Примечательно, что Пелевин не только моделирует новые реальности и миры «на пустом месте» – он обращает действительную историю в альтернативу нашего времени, ее изнанку.
«Действие романа «Чапаев и Пустота» совершается-таки в эпоху Гражданской войны и в наши дни, и эти две эпохи «рифмуются», сополагаются и отражаются одна в другой» (Ирина Роднянская, «…И к ней безумная любовь…»).
«То центр управления советской Россией находится в подземельях под Кремлем («Повесть огненных лет»), то перестройка возникает в результате мистических упражнений уборщицы Веры Павловны, сосланной после смерти в роман Чернышевского за «солипсизм на третьей стадии». Грань между жизнью и смертью размыта: так, герои «Вестей из Непала» и «Синего фонаря» вдруг начинают понимать, что они – мертвецы. Но, по мнению Пелевина, в наших силах осознать иллюзорность своей жизни и выйти навстречу подлинному Бытию» (цитата из эссе Сергея Кузнецова «Виктор Пелевин. Тот, кто управляет этим миром»)[xxix].

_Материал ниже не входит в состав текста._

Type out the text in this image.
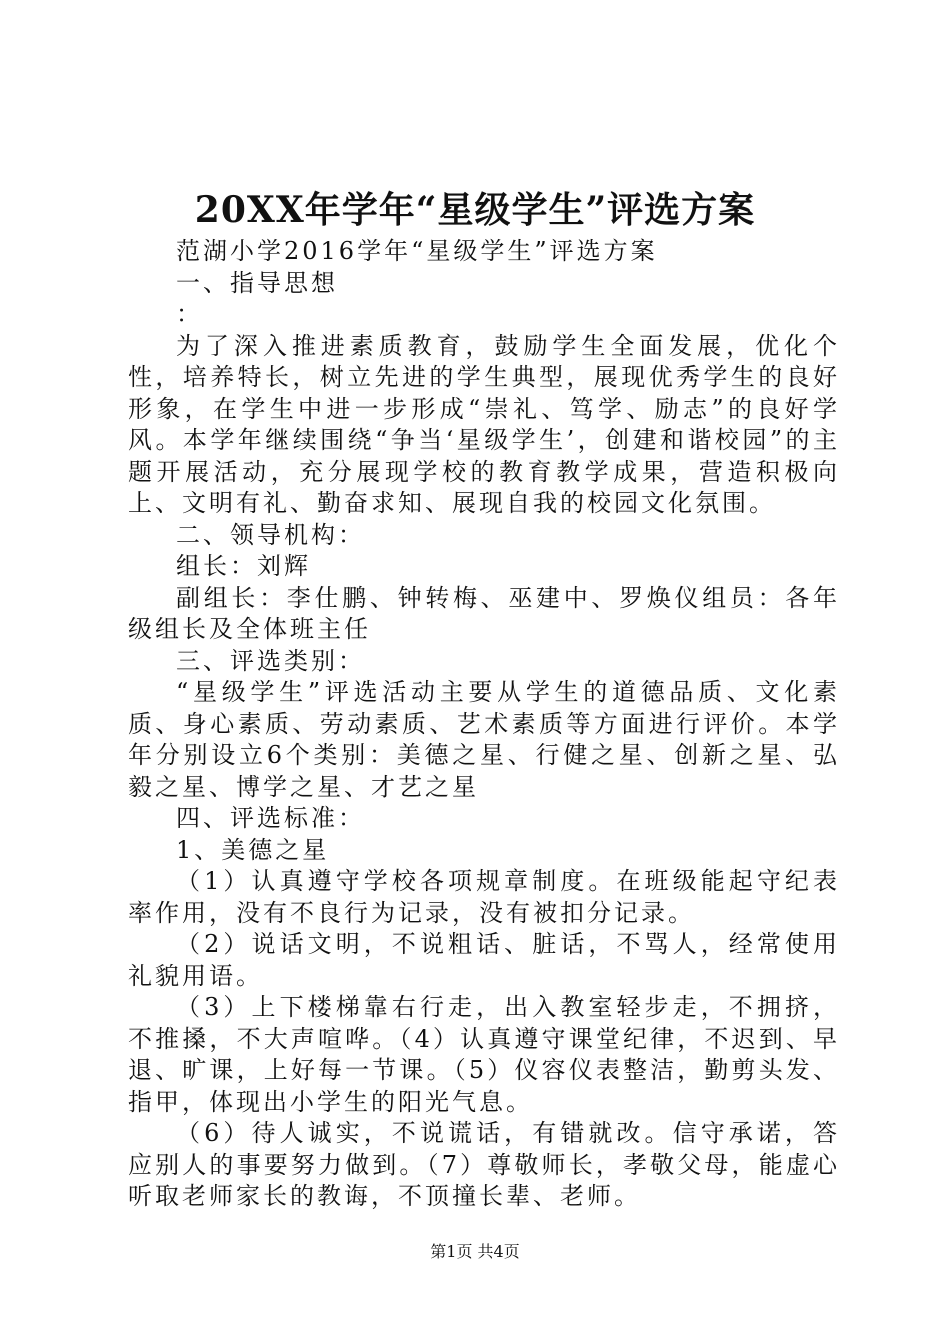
20XX年学年“星级学生”评选方案

范湖小学2016学年“星级学生”评选方案

一、指导思想

：

为了深入推进素质教育，鼓励学生全面发展，优化个性，培养特长，树立先进的学生典型，展现优秀学生的良好形象，在学生中进一步形成“崇礼、笃学、励志”的良好学风。本学年继续围绕“争当‘星级学生’，创建和谐校园”的主题开展活动，充分展现学校的教育教学成果，营造积极向上、文明有礼、勤奋求知、展现自我的校园文化氛围。

二、领导机构：

组长：刘辉

副组长：李仕鹏、钟转梅、巫建中、罗焕仪组员：各年级组长及全体班主任

三、评选类别：

“星级学生”评选活动主要从学生的道德品质、文化素质、身心素质、劳动素质、艺术素质等方面进行评价。本学年分别设立6个类别：美德之星、行健之星、创新之星、弘毅之星、博学之星、才艺之星

四、评选标准：

1、美德之星

（1）认真遵守学校各项规章制度。在班级能起守纪表率作用，没有不良行为记录，没有被扣分记录。

（2）说话文明，不说粗话、脏话，不骂人，经常使用礼貌用语。

（3）上下楼梯靠右行走，出入教室轻步走，不拥挤，不推搡，不大声喧哗。（4）认真遵守课堂纪律，不迟到、早退、旷课，上好每一节课。（5）仪容仪表整洁，勤剪头发、指甲，体现出小学生的阳光气息。

（6）待人诚实，不说谎话，有错就改。信守承诺，答应别人的事要努力做到。（7）尊敬师长，孝敬父母，能虚心听取老师家长的教诲，不顶撞长辈、老师。

第1页 共4页
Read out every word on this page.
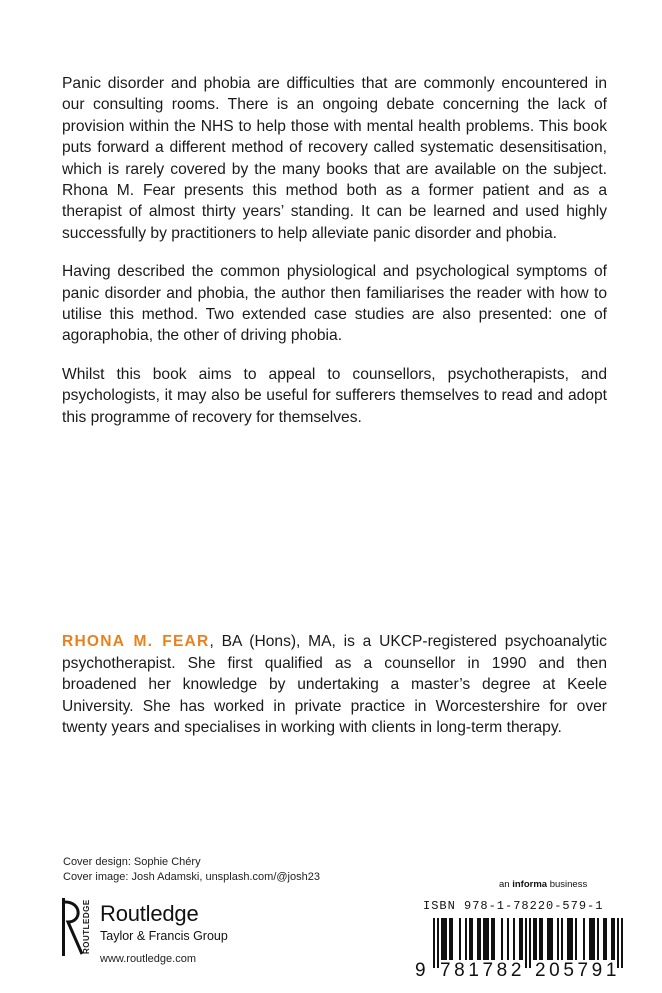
Panic disorder and phobia are difficulties that are commonly encountered in our consulting rooms. There is an ongoing debate concerning the lack of provision within the NHS to help those with mental health problems. This book puts forward a different method of recovery called systematic desensitisation, which is rarely covered by the many books that are available on the subject. Rhona M. Fear presents this method both as a former patient and as a therapist of almost thirty years’ standing. It can be learned and used highly successfully by practitioners to help alleviate panic disorder and phobia.

Having described the common physiological and psychological symptoms of panic disorder and phobia, the author then familiarises the reader with how to utilise this method. Two extended case studies are also presented: one of agoraphobia, the other of driving phobia.

Whilst this book aims to appeal to counsellors, psychotherapists, and psychologists, it may also be useful for sufferers themselves to read and adopt this programme of recovery for themselves.

RHONA M. FEAR, BA (Hons), MA, is a UKCP-registered psychoanalytic psychotherapist. She first qualified as a counsellor in 1990 and then broadened her knowledge by undertaking a master’s degree at Keele University. She has worked in private practice in Worcestershire for over twenty years and specialises in working with clients in long-term therapy.
Cover design: Sophie Chéry
Cover image: Josh Adamski, unsplash.com/@josh23
ROUTLEDGE Routledge
Taylor & Francis Group
www.routledge.com
an informa business
ISBN 978-1-78220-579-1
9 781782 205791
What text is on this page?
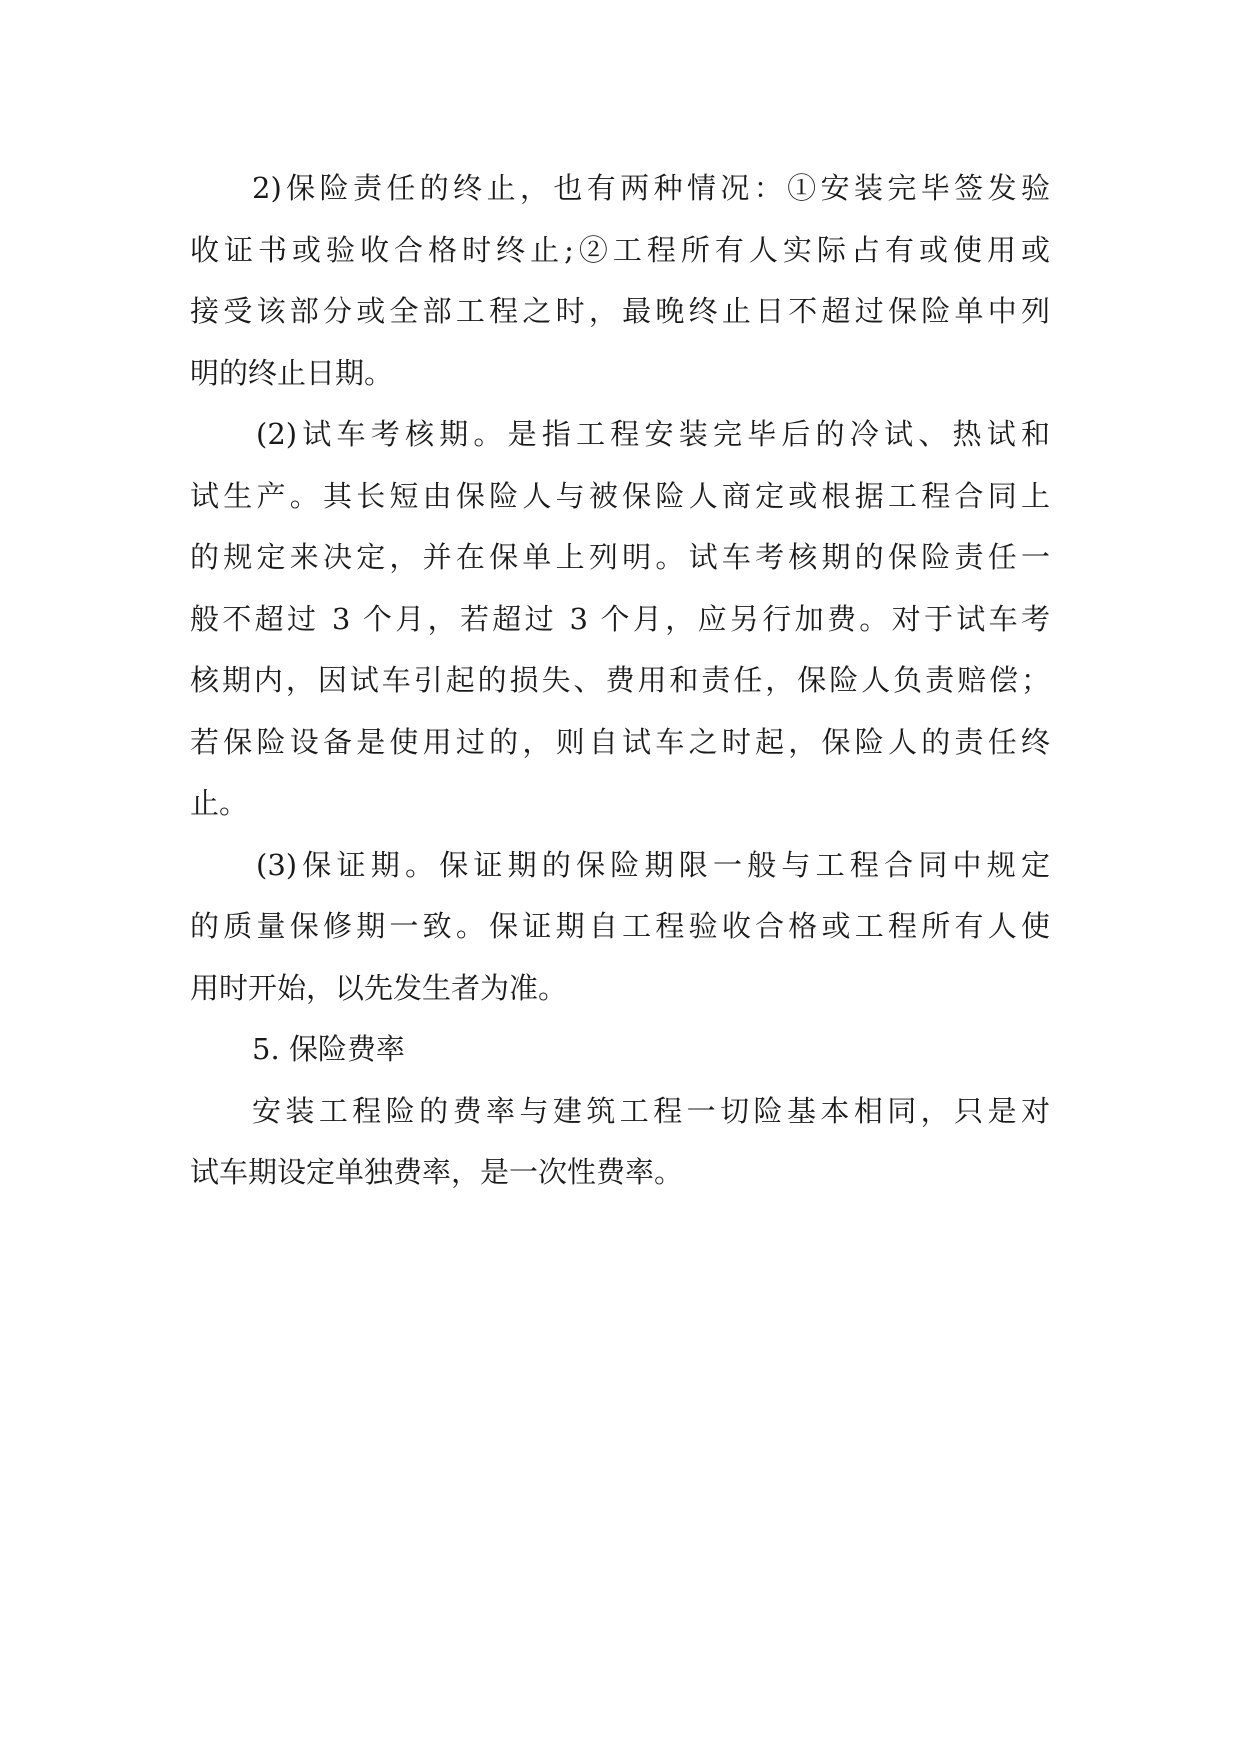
2)保险责任的终止，也有两种情况：①安装完毕签发验
收证书或验收合格时终止;②工程所有人实际占有或使用或
接受该部分或全部工程之时，最晚终止日不超过保险单中列
明的终止日期。
(2)试车考核期。是指工程安装完毕后的冷试、热试和
试生产。其长短由保险人与被保险人商定或根据工程合同上
的规定来决定，并在保单上列明。试车考核期的保险责任一
般不超过 3 个月，若超过 3 个月，应另行加费。对于试车考
核期内，因试车引起的损失、费用和责任，保险人负责赔偿；
若保险设备是使用过的，则自试车之时起，保险人的责任终
止。
(3)保证期。保证期的保险期限一般与工程合同中规定
的质量保修期一致。保证期自工程验收合格或工程所有人使
用时开始，以先发生者为准。
5. 保险费率
安装工程险的费率与建筑工程一切险基本相同，只是对
试车期设定单独费率，是一次性费率。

Примечательный взгляд на природу полиреалистичности в прозе В. Пелевина и свежие наблюдения по этому поводу обнаруживает критик Анна Соломина, в рецензии на сборник «Желтая стрела», озаглавленной «Свобода: надтекст вместо подтекста».
«Пелевин создает свои миры, каждый из которых – полноценный пример бытия со скрупулезно подобранными деталями и концептом; способными убедить читателя в достоверности такой вселенной. Детали же – это вещи и понятия, по которым можно узнать или (что важнее) признать в этом мире свою жизнь: скажем, книга Пастернака «На ранних поездах», гребенщиковский «Поезд в огне», надпись на стене «Локомотив - чемпион» - все это вычленено из огромного слоя железнодорожной культуры и поставлено на свои места в «Желтой стреле», как если бы было найдено в Интернете на слово «поезд».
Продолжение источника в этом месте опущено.